Platero tiembla aún, de cuando en cuando, mirándome, acoquinado, en la quietud muda en que nos hemos quedado los dos, sin saber por qué…

– Platero, yo creo que ese burro no es un burro…

Y Platero, mudo, tiembla de nuevo todo él de un solo temblor, blandamente ruidoso, y mira, huido, hacia la gavia, hosca y bajamente…

Capítulo treinta y dos Libertad

Llamó mi atención, perdida por las flores de la vereda, un pajarillo lleno de luz, que, sobre el húmedo prado verde, abría sin cesar su preso vuelo policromo. Nos acercamos despacio, yo delante, Platero detrás. Había por ahí un bebedero umbrío, y unos muchachos traidores le tenían puesta una red a los pájaros. El triste reclamillo se levantaba hasta su pena, llamando, sin querer, a sus hermanos del cielo.

La mañana era clara, pura, traspasada de azul. Caía del pinar vecino un leve concierto de trinos exaltados, que venía y se alejaba, sin irse, en el manso y áureo viento marero que ondulaba las copas. ¡Pobre concierto inocente, tan cerca del ma corazón!

Monté en Platero, y, obligándolo con las piernas, subimos, en un agudo trote, al pinar. En llegando bajo la sombría cúpula frondosa, batí palmas, canté, grité. Platero, contagiado, rebuznaba una vez y otra, rudamente. Y los ecos respondían, hondos y sonoros, como en el fondo de un gran pozo. Los pájaros se fueron a otro pinar, cantando.

Platero, entre las lejanas maldiciones de los chiquillos violentos, rozaba su cabezota peluda contra mi corazón, dándome las gracias hasta lastimarme el pecho.

Capítulo treinta y tres Los húngaros

Míralos, Platero, tirados en todo su largor, como tienden los perros cansados el mismo rabo, en el sol de la acera.

La muchacha, estatua de fango, derramada su abundante desnudez de cobre entre el desorden de sus andrajos de lanas granas y verdes, arranca la hierbaza seca a que sus manos, negras como el fondo de un puchero, alcanzan. La chiquilla, pelos toda, pinta en la pared, con cisco, alegorías obscenas. El chiquillo se orina en su barriga como una fuente en su taza, llorando por gusto. El hombre y el mono se rascan, aquél la greña, murmurando, y éste las costillas, como si tocase una guitarra.
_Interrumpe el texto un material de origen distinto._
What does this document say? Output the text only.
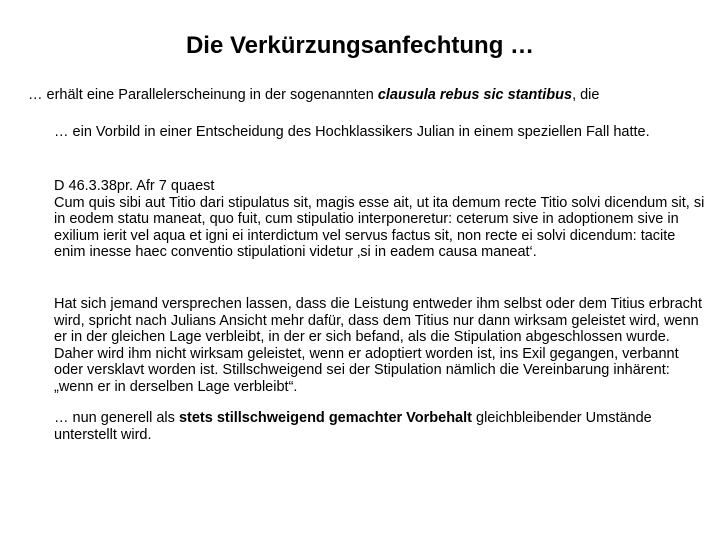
Die Verkürzungsanfechtung …
… erhält eine Parallelerscheinung in der sogenannten clausula rebus sic stantibus, die
… ein Vorbild in einer Entscheidung des Hochklassikers Julian in einem speziellen Fall hatte.
D 46.3.38pr. Afr 7 quaest
Cum quis sibi aut Titio dari stipulatus sit, magis esse ait, ut ita demum recte Titio solvi dicendum sit, si in eodem statu maneat, quo fuit, cum stipulatio interponeretur: ceterum sive in adoptionem sive in exilium ierit vel aqua et igni ei interdictum vel servus factus sit, non recte ei solvi dicendum: tacite enim inesse haec conventio stipulationi videtur ‚si in eadem causa maneat‘.
Hat sich jemand versprechen lassen, dass die Leistung entweder ihm selbst oder dem Titius erbracht wird, spricht nach Julians Ansicht mehr dafür, dass dem Titius nur dann wirksam geleistet wird, wenn er in der gleichen Lage verbleibt, in der er sich befand, als die Stipulation abgeschlossen wurde. Daher wird ihm nicht wirksam geleistet, wenn er adoptiert worden ist, ins Exil gegangen, verbannt oder versklavt worden ist. Stillschweigend sei der Stipulation nämlich die Vereinbarung inhärent: „wenn er in derselben Lage verbleibt“.
… nun generell als stets stillschweigend gemachter Vorbehalt gleichbleibender Umstände unterstellt wird.
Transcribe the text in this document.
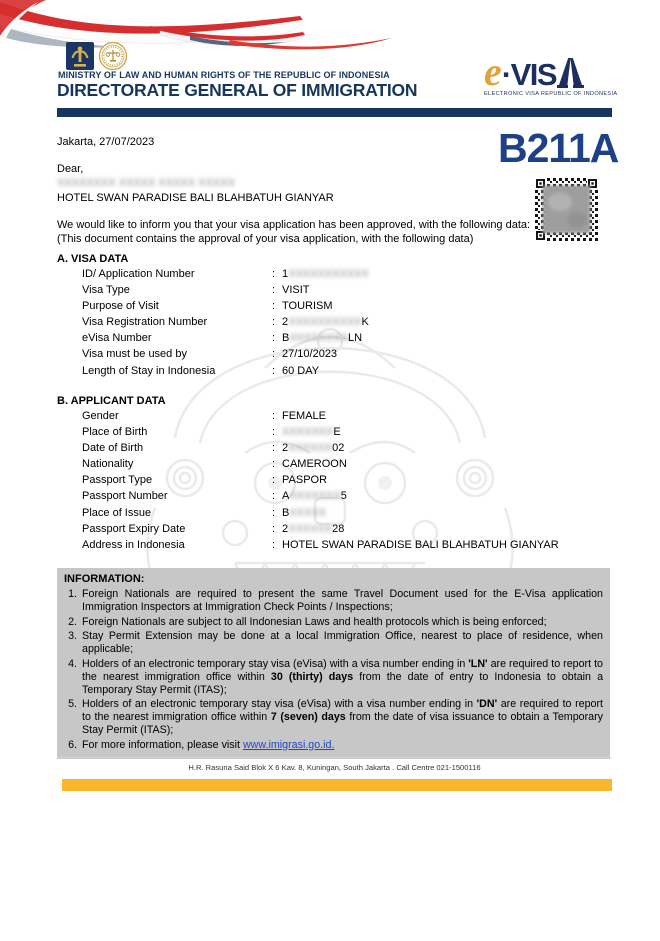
MINISTRY OF LAW AND HUMAN RIGHTS OF THE REPUBLIC OF INDONESIA
DIRECTORATE GENERAL OF IMMIGRATION e ·VIS
ELECTRONIC VISA REPUBLIC OF INDONESIA
B211A
Jakarta, 27/07/2023
Dear,
XXXXXXXX XXXXX XXXXX XXXXX
HOTEL SWAN PARADISE BALI BLAHBATUH GIANYAR
We would like to inform you that your visa application has been approved, with the following data:
(This document contains the approval of your visa application, with the following data)
A. VISA DATA
ID/ Application Number	: 1XXXXXXXXXXX
Visa Type	: VISIT
Purpose of Visit	: TOURISM
Visa Registration Number	: 2XXXXXXXXXXK
eVisa Number	: BXXXXXXXXLN
Visa must be used by	: 27/10/2023
Length of Stay in Indonesia	: 60 DAY
B. APPLICANT DATA
Gender	: FEMALE
Place of Birth	: XXXXXXXE
Date of Birth	: 2XXXXXX02
Nationality	: CAMEROON
Passport Type	: PASPOR
Passport Number	: AXXXXXXX5
Place of Issue	: BXXXXX
Passport Expiry Date	: 2XXXXXX28
Address in Indonesia	: HOTEL SWAN PARADISE BALI BLAHBATUH GIANYAR
INFORMATION:
1. Foreign Nationals are required to present the same Travel Document used for the E-Visa application Immigration Inspectors at Immigration Check Points / Inspections;
2. Foreign Nationals are subject to all Indonesian Laws and health protocols which is being enforced;
3. Stay Permit Extension may be done at a local Immigration Office, nearest to place of residence, when applicable;
4. Holders of an electronic temporary stay visa (eVisa) with a visa number ending in 'LN' are required to report to the nearest immigration office within 30 (thirty) days from the date of entry to Indonesia to obtain a Temporary Stay Permit (ITAS);
5. Holders of an electronic temporary stay visa (eVisa) with a visa number ending in 'DN' are required to report to the nearest immigration office within 7 (seven) days from the date of visa issuance to obtain a Temporary Stay Permit (ITAS);
6. For more information, please visit www.imigrasi.go.id.
H.R. Rasuna Said Blok X 6 Kav. 8, Kuningan, South Jakarta . Call Centre 021-1500116
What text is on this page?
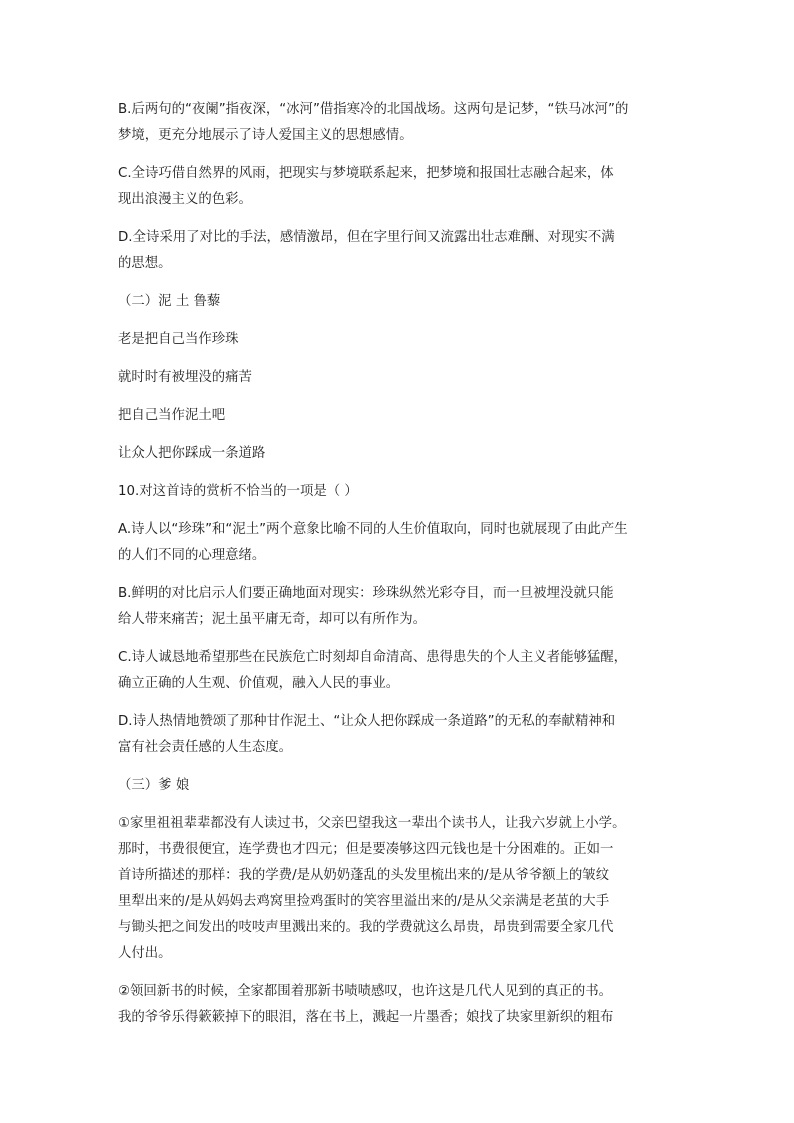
B.后两句的“夜阑”指夜深，“冰河”借指寒冷的北国战场。这两句是记梦，“铁马冰河”的
梦境，更充分地展示了诗人爱国主义的思想感情。
C.全诗巧借自然界的风雨，把现实与梦境联系起来，把梦境和报国壮志融合起来，体
现出浪漫主义的色彩。
D.全诗采用了对比的手法，感情激昂，但在字里行间又流露出壮志难酬、对现实不满
的思想。
（二）泥 土 鲁藜
老是把自己当作珍珠
就时时有被埋没的痛苦
把自己当作泥土吧
让众人把你踩成一条道路
10.对这首诗的赏析不恰当的一项是（ ）
A.诗人以“珍珠”和“泥土”两个意象比喻不同的人生价值取向，同时也就展现了由此产生
的人们不同的心理意绪。
B.鲜明的对比启示人们要正确地面对现实：珍珠纵然光彩夺目，而一旦被埋没就只能
给人带来痛苦；泥土虽平庸无奇，却可以有所作为。
C.诗人诚恳地希望那些在民族危亡时刻却自命清高、患得患失的个人主义者能够猛醒，
确立正确的人生观、价值观，融入人民的事业。
D.诗人热情地赞颂了那种甘作泥土、“让众人把你踩成一条道路”的无私的奉献精神和
富有社会责任感的人生态度。
（三）爹 娘
①家里祖祖辈辈都没有人读过书，父亲巴望我这一辈出个读书人，让我六岁就上小学。
那时，书费很便宜，连学费也才四元；但是要凑够这四元钱也是十分困难的。正如一
首诗所描述的那样：我的学费/是从奶奶蓬乱的头发里梳出来的/是从爷爷额上的皱纹
里犁出来的/是从妈妈去鸡窝里捡鸡蛋时的笑容里溢出来的/是从父亲满是老茧的大手
与锄头把之间发出的吱吱声里溅出来的。我的学费就这么昂贵，昂贵到需要全家几代
人付出。
②领回新书的时候，全家都围着那新书啧啧感叹，也许这是几代人见到的真正的书。
我的爷爷乐得簌簌掉下的眼泪，落在书上，溅起一片墨香；娘找了块家里新织的粗布
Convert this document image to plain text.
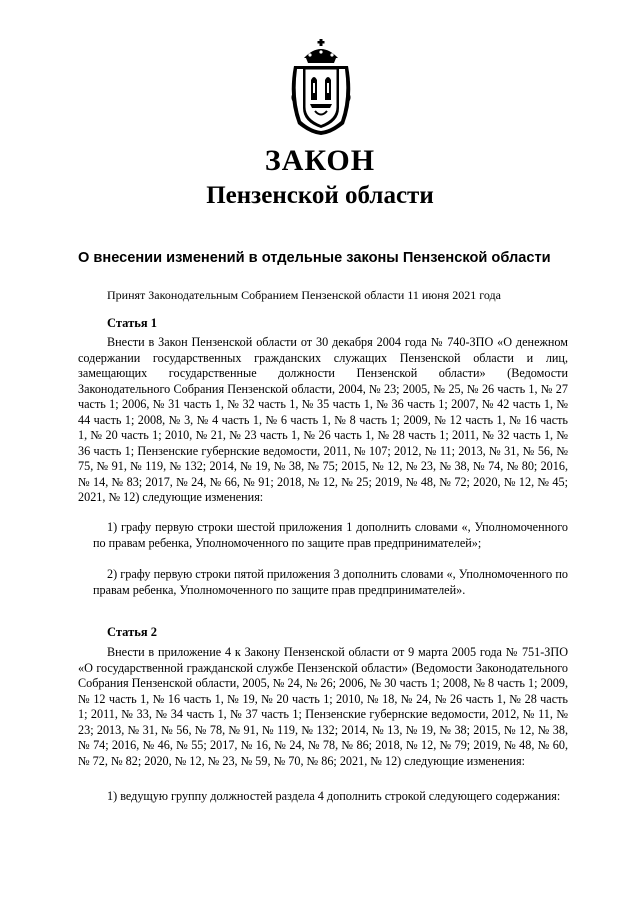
ЗАКОН
Пензенской области
О внесении изменений в отдельные законы Пензенской области
Принят Законодательным Собранием Пензенской области 11 июня 2021 года
Статья 1

Внести в Закон Пензенской области от 30 декабря 2004 года № 740-ЗПО «О денежном содержании государственных гражданских служащих Пензенской области и лиц, замещающих государственные должности Пензенской области» (Ведомости Законодательного Собрания Пензенской области, 2004, № 23; 2005, № 25, № 26 часть 1, № 27 часть 1; 2006, № 31 часть 1, № 32 часть 1, № 35 часть 1, № 36 часть 1; 2007, № 42 часть 1, № 44 часть 1; 2008, № 3, № 4 часть 1, № 6 часть 1, № 8 часть 1; 2009, № 12 часть 1, № 16 часть 1, № 20 часть 1; 2010, № 21, № 23 часть 1, № 26 часть 1, № 28 часть 1; 2011, № 32 часть 1, № 36 часть 1; Пензенские губернские ведомости, 2011, № 107; 2012, № 11; 2013, № 31, № 56, № 75, № 91, № 119, № 132; 2014, № 19, № 38, № 75; 2015, № 12, № 23, № 38, № 74, № 80; 2016, № 14, № 83; 2017, № 24, № 66, № 91; 2018, № 12, № 25; 2019, № 48, № 72; 2020, № 12, № 45; 2021, № 12) следующие изменения:

1) графу первую строки шестой приложения 1 дополнить словами «, Уполномоченного по правам ребенка, Уполномоченного по защите прав предпринимателей»;

2) графу первую строки пятой приложения 3 дополнить словами «, Уполномоченного по правам ребенка, Уполномоченного по защите прав предпринимателей».

Статья 2

Внести в приложение 4 к Закону Пензенской области от 9 марта 2005 года № 751-ЗПО «О государственной гражданской службе Пензенской области» (Ведомости Законодательного Собрания Пензенской области, 2005, № 24, № 26; 2006, № 30 часть 1; 2008, № 8 часть 1; 2009, № 12 часть 1, № 16 часть 1, № 19, № 20 часть 1; 2010, № 18, № 24, № 26 часть 1, № 28 часть 1; 2011, № 33, № 34 часть 1, № 37 часть 1; Пензенские губернские ведомости, 2012, № 11, № 23; 2013, № 31, № 56, № 78, № 91, № 119, № 132; 2014, № 13, № 19, № 38; 2015, № 12, № 38, № 74; 2016, № 46, № 55; 2017, № 16, № 24, № 78, № 86; 2018, № 12, № 79; 2019, № 48, № 60, № 72, № 82; 2020, № 12, № 23, № 59, № 70, № 86; 2021, № 12) следующие изменения:

1) ведущую группу должностей раздела 4 дополнить строкой следующего содержания:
De cuando en cuando, el hombre se incorpora, se levanta luego, se va al centro de la calle y golpea con indolente fuerza el pandero, mirando a un balcón. La muchacha, pateada por el chiquillo, canta, mientras jura desgarradamente, una desentonada monotonía. Y el mono, cuya cadena pesa más que él, fuera de punto, sin razón, da una vuelta de campana y luego se pone a buscar entre los chinos de la cuneta uno más blando. Las tres… El coche de la estación se va, calle Nueva arriba. El sol, solo.

– Ahí tienes, Platero, el ideal de la familia de Amaro… Un hombre como un roble, que se rasca; una mujer, como una parra, que se echa; dos chiquillos, ella y él, para seguir la raza, y un mono, pequeño y débil como el mundo, que les da de comer a todos, cogiéndose las pulgas…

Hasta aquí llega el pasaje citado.